Le traité de Lisbonne fait sortir l’Eurogroupe de la clandestinité, en en faisant cependant une instance informelle. Il est très probable que celle-ci va s’institutionnaliser et qu’elle disposera à terme de services propres formés de fonctionnaires des ministères des finances des Etats. La formule va être expérimentée en ce qui concerne le Haut représentant pour les Affaires étrangères et la politique de sécurité de l’UE, qui sera doté d’un véritable service diplomatique plurinational. Il conviendrait sur ce modèle de faire du Président de l’Eurogroupe, un Haut représentant (et non pas un ministre en titre, ce que les Britanniques ne pourraient accepter) pour les Affaires économiques et monétaires qui, à l’instar du Haut représentant pour les Affaires étrangères, serait à la fois membre du Conseil et vice-Président de droit de la Commission européenne.

Ce serait la meilleure façon d’ancrer dans les institutions communautaires l’Eurogroupe, expression de la volonté des Etats de bâtir une Union non seulement monétaire, mais aussi économique. Et alors l’UEM existera vraiment !
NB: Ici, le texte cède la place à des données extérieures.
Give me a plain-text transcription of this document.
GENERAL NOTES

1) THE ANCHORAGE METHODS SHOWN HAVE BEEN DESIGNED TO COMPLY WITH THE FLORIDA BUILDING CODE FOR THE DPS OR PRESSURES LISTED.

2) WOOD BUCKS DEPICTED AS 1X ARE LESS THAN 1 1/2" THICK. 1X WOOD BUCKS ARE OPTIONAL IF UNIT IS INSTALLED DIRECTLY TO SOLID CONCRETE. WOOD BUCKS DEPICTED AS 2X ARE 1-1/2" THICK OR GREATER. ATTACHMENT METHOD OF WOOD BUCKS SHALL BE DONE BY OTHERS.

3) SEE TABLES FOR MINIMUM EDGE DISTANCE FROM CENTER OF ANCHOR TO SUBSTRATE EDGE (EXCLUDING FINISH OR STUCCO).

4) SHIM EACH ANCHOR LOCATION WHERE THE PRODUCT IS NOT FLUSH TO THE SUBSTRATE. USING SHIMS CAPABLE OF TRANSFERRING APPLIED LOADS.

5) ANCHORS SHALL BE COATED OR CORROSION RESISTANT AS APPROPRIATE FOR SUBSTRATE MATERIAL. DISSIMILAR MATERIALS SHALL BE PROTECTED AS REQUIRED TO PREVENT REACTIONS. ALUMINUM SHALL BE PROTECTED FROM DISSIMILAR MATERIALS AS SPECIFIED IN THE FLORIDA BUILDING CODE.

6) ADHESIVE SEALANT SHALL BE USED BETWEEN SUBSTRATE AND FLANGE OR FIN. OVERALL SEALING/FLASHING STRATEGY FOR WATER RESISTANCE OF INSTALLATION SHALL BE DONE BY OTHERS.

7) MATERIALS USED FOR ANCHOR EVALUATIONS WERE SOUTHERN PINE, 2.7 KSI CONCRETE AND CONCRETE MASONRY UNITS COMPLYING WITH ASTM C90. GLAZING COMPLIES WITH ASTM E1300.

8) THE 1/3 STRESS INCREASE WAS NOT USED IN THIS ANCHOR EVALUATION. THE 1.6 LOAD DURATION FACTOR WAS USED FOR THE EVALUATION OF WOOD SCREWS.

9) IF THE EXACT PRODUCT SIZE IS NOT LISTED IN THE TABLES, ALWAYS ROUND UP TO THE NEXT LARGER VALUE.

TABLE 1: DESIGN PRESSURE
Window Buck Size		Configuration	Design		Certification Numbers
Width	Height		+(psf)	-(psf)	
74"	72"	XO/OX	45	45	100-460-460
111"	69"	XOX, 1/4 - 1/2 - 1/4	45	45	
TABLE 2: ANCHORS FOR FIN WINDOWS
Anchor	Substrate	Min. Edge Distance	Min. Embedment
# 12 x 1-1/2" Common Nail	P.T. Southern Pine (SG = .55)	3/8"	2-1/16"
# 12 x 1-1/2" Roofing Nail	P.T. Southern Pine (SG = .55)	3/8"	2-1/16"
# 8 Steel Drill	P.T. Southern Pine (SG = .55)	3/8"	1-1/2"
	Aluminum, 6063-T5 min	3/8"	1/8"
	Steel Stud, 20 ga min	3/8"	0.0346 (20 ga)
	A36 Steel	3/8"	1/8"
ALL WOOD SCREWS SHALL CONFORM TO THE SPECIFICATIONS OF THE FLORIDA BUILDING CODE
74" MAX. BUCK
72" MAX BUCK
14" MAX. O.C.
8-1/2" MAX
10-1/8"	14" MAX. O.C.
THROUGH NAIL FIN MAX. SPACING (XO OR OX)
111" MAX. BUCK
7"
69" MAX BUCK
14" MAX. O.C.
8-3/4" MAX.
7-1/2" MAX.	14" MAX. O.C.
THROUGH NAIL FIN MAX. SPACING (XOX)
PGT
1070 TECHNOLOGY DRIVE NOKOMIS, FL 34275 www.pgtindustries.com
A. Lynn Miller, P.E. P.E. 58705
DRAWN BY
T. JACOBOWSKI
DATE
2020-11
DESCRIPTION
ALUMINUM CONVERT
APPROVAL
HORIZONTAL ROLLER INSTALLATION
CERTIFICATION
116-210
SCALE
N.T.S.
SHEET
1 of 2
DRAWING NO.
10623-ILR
Noëlle Lenoir, Paris, le 28 mai 2008


L’Union économique et monétaire en 2008

Quinze États membres de l’Union européenne utilisent l’euro comme monnaie : • Belgique • Allemagne • Irlande • Grèce • Espagne • France • Italie • Chypre • Luxembourg • Malte • Pays-Bas • Autriche • Portugal • Slovénie • Finlande

Pays ne participant pas à la zone euro : la Bulgarie, la République tchèque, le Danemark, l’Estonie, la Lettonie, la Lituanie, la Hongrie, la Pologne, la Roumanie, la Slovaquie, la Suède et le Royaume-Uni sont membres de l’UE, mais n’utilisent pas à l’heure actuelle la monnaie unique européenne.
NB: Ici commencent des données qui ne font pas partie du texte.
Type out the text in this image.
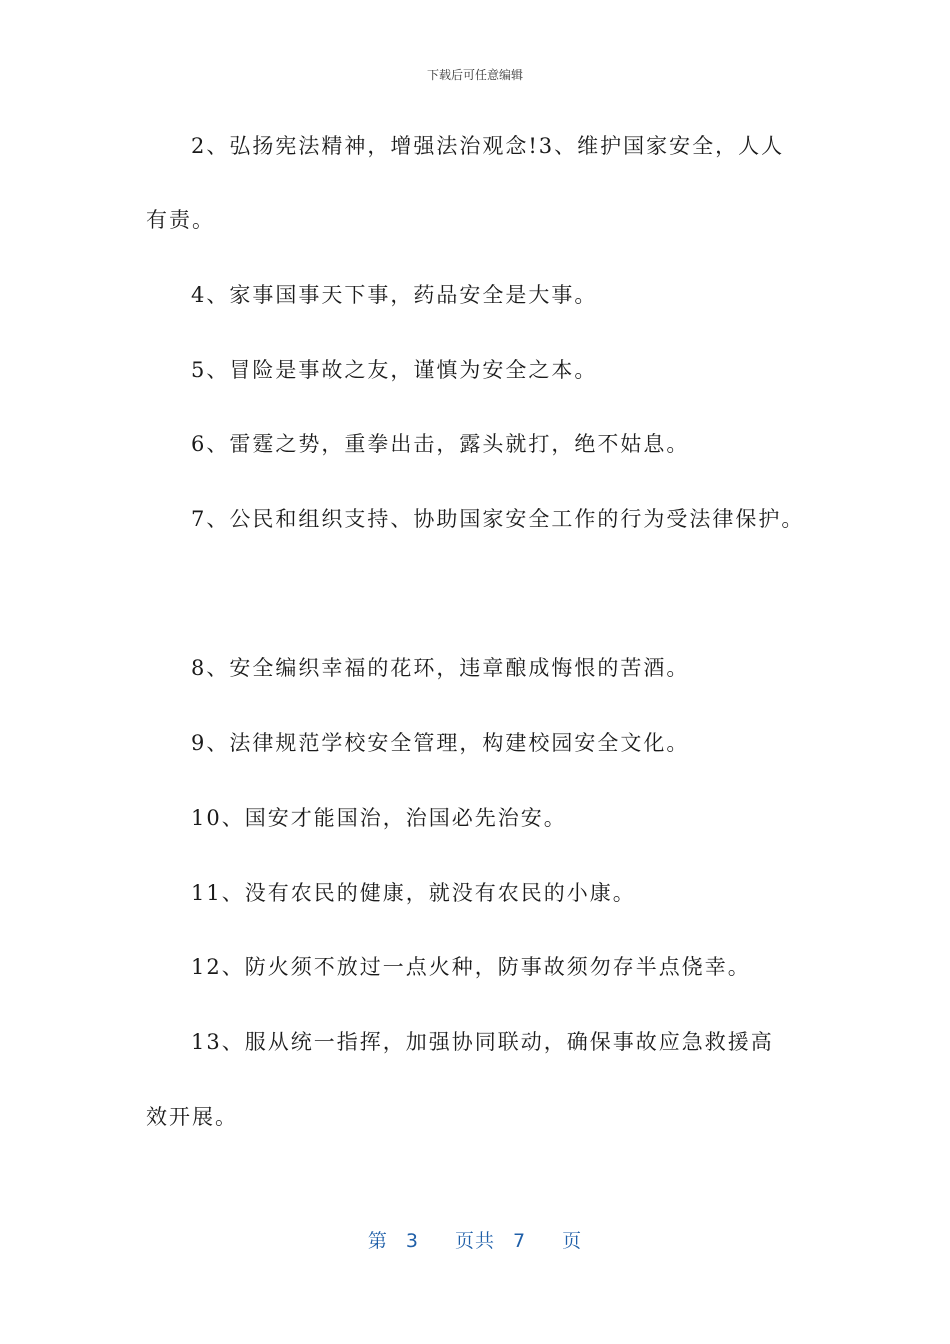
下载后可任意编辑
2、弘扬宪法精神，增强法治观念!3、维护国家安全，人人
有责。
4、家事国事天下事，药品安全是大事。
5、冒险是事故之友，谨慎为安全之本。
6、雷霆之势，重拳出击，露头就打，绝不姑息。
7、公民和组织支持、协助国家安全工作的行为受法律保护。
8、安全编织幸福的花环，违章酿成悔恨的苦酒。
9、法律规范学校安全管理，构建校园安全文化。
10、国安才能国治，治国必先治安。
11、没有农民的健康，就没有农民的小康。
12、防火须不放过一点火种，防事故须勿存半点侥幸。
13、服从统一指挥，加强协同联动，确保事故应急救援高
效开展。
第 3 页共 7 页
Critères de convergence et Pacte de stabilité

Dans le but d’assurer la convergence durable et un développement économique équilibré dans le cadre de la réalisation de l’Union économique et monétaire (UEM), le traité de Maastricht a fixé quatre critères de convergence qui doivent être respectés par chaque État membre pour être en mesure de participer à la troisième phase de l’UEM et donc d’introduire l’euro. L’examen du respect de ces critères de convergence se fait sur la base de rapports de la Commission et de la Banque centrale européenne (BCE).
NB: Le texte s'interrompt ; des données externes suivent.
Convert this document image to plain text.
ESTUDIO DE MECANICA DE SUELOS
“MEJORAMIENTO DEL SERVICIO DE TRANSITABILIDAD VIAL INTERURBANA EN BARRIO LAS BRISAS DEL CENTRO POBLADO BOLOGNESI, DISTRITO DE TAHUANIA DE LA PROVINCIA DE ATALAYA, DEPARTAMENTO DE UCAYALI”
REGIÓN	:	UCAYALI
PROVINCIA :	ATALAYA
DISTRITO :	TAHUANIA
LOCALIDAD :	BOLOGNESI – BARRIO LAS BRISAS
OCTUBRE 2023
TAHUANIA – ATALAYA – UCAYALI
Ces critères sont les suivants :

  • le rapport entre le déficit public et le produit intérieur brut ne doit pas dépasser 3%
  • le rapport entre la dette publique et le produit intérieur brut ne doit pas dépasser 60% ;
  • un degré de stabilité des prix durable et un taux d’inflation moyen (observé au cours d’une période d’un an avant l’examen) qui ne doit pas dépasser de plus de 1,5% celui des trois États membres présentant les meilleurs résultats en matière de stabilité des prix ;
  • un taux d’intérêt nominal moyen à long terme qui ne doit pas excéder de plus de 2% celui des trois États membres présentant les meilleurs résultats en matière de stabilité des prix ; • les marges normales de fluctuation prévues par le mécanisme de taux de change doivent être respectées, sans connaître de tensions graves, pendant au moins les deux dernières années précédant l’examen.

Les critères concernant le déficit public et la dette publique doivent continuer à être respectés après l’entrée en vigueur de la troisième phase de l’UEM (1er janvier 1999). À cet égard, un pacte de stabilité et de croissance a été adopté lors du Conseil européen d’Amsterdam en juin 1997. Il constitue l’instrument permettant aux pays membres de la zone euro de coordonner leurs politiques budgétaires nationales et d’éviter l’apparition de déficits budgétaires excessifs.